3. Because of the threat of a rising ocean and increasing power of storms and hurricanes, six insurance companies have gone bankrupt. Farmers Insurance is leaving Florida because of projected losses. Hurricane insurance is now running $13,000 a year for an average Florida home.
4. Because of the increasing danger of floods from torrential rains, the number of homes and buildings in flood plains will have to be at least doubled. The floods in Vermont recently proved that point. Horry County officials in South Carolina say that half of the homes recently flooded were technically out of designated flood zones.
5. The ocean temperature off Florida beaches reached 97 F on July 18. The temperature in San Francisco Bay was 72 F. on the same date. Perhaps a climate denier would like to comment.
Will the Entertainment Capital of the World Compete With the Icon of the Seas?
The world’s largest cruise ship, the “Icon of the Seas” of the Royal Caribbean Group, will be based in Miami in 2024 when it makes its maiden voyage to Caribbean islands and other ports. It is registered in Liberia with other Royal Caribbean cruise ships so it can avoid millions in U.S. taxes.
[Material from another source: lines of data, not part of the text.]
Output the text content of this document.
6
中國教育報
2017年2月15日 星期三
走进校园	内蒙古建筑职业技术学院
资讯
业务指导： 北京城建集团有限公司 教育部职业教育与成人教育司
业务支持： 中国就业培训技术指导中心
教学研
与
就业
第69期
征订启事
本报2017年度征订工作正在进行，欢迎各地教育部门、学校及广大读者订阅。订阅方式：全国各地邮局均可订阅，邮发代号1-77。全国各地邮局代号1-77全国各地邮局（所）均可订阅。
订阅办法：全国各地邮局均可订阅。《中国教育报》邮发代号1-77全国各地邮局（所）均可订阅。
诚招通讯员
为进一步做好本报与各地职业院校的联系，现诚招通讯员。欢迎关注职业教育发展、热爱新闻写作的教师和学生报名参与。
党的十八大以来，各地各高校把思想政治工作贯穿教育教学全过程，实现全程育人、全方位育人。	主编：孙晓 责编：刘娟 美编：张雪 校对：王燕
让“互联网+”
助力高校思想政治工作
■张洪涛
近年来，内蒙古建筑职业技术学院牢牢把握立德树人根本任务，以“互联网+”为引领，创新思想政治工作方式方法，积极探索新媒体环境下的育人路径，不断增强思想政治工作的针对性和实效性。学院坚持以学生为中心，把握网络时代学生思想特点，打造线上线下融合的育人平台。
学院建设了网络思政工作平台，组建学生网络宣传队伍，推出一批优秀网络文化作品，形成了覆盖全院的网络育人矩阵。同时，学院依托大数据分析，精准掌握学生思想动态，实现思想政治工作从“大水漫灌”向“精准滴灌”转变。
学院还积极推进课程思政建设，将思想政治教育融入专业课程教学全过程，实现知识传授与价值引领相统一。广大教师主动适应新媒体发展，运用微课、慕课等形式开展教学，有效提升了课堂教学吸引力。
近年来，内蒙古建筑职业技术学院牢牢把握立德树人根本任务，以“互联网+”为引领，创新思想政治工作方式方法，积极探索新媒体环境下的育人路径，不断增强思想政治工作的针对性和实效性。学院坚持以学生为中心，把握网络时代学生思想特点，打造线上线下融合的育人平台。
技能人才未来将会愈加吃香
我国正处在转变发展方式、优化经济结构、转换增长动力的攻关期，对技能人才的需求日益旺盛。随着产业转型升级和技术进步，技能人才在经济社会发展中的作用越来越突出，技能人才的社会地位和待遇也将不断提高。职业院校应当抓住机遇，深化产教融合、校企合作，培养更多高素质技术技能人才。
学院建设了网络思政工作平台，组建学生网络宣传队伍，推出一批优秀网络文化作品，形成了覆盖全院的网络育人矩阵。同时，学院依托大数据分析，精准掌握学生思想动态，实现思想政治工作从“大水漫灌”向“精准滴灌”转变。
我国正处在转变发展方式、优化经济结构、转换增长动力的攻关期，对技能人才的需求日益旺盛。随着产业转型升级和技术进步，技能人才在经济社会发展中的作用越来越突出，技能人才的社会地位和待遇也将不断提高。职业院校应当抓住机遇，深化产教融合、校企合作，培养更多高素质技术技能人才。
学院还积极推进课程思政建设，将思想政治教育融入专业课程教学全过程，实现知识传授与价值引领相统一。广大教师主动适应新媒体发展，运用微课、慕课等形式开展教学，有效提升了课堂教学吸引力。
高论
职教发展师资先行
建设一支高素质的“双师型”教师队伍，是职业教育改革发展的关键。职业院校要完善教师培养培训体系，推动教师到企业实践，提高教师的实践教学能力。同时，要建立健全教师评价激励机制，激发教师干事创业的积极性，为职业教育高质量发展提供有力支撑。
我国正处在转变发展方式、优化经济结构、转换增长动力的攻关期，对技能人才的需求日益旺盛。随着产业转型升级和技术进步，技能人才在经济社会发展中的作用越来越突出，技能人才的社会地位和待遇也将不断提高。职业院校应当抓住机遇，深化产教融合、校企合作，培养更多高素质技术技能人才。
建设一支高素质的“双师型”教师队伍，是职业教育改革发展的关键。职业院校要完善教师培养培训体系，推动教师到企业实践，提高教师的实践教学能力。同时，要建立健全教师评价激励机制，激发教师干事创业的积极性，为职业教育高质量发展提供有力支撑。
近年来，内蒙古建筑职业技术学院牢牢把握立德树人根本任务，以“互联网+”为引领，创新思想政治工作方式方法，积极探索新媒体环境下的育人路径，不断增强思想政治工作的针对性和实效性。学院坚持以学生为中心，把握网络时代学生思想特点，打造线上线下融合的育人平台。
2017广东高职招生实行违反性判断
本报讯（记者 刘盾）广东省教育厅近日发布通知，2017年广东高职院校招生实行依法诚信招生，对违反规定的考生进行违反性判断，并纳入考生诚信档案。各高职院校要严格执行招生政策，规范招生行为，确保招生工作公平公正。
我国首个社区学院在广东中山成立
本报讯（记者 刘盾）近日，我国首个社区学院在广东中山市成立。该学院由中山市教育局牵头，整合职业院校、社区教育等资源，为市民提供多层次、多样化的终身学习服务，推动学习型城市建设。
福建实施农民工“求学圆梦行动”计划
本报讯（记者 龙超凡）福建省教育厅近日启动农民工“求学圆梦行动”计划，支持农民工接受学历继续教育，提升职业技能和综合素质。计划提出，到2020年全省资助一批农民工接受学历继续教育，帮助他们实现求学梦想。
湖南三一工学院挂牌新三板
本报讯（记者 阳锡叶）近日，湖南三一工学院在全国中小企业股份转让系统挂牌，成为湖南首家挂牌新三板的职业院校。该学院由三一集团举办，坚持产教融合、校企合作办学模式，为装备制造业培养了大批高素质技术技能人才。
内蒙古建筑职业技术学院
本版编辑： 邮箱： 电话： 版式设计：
It is undergoing sea trials now. It is the largest ship in the world at 1198 feet and a gross tonnage weight of 250,800. It is bigger and taller than our biggest and tallest Navy aircraft carrier.
For attractive starters it has 20 decks, 20 bars and restaurants, seven swimming pools, nine whirlpools, six water slides, a mini golf course, a rock-climbing wall, and an arcade. It is designed to carry 5,610 guests and a crew of 2,350. I just had a flash. I was raised on a farm four miles from Little Falls, Minnesota which had a population of about 8,000, mostly German, French, and Polish. The ship, built in the happiest country in the world, Finland, is already sold out for the first cruise.
I wonder what will happen if Florida is in a heat crisis when the temperature is 115-120 F and it is trying to board guests on the Icon of the Seas. Will the crew pass out gloves to all passengers so they can touch metal and not be burned?
Will the dock be covered with a white roof to reduce the sun’s heat? Maybe all passengers should board at night between 10 PM and 2 AM. If the ocean is at 92.5 F, won’t it heat the entire ship too much while docked? How do you keep seven swimming pools cool? Why not advertise them as huge hot tubs? I kept ours at 104 F.
A lot of questions about climate change need to be answered soon. In 1988 climate scientist James Hansen testified before Congress that the world was moving to temperatures that would be higher than at any point over the past million years which would bring stronger storms, constant heat waves, and droughts. Gee, could he have been right?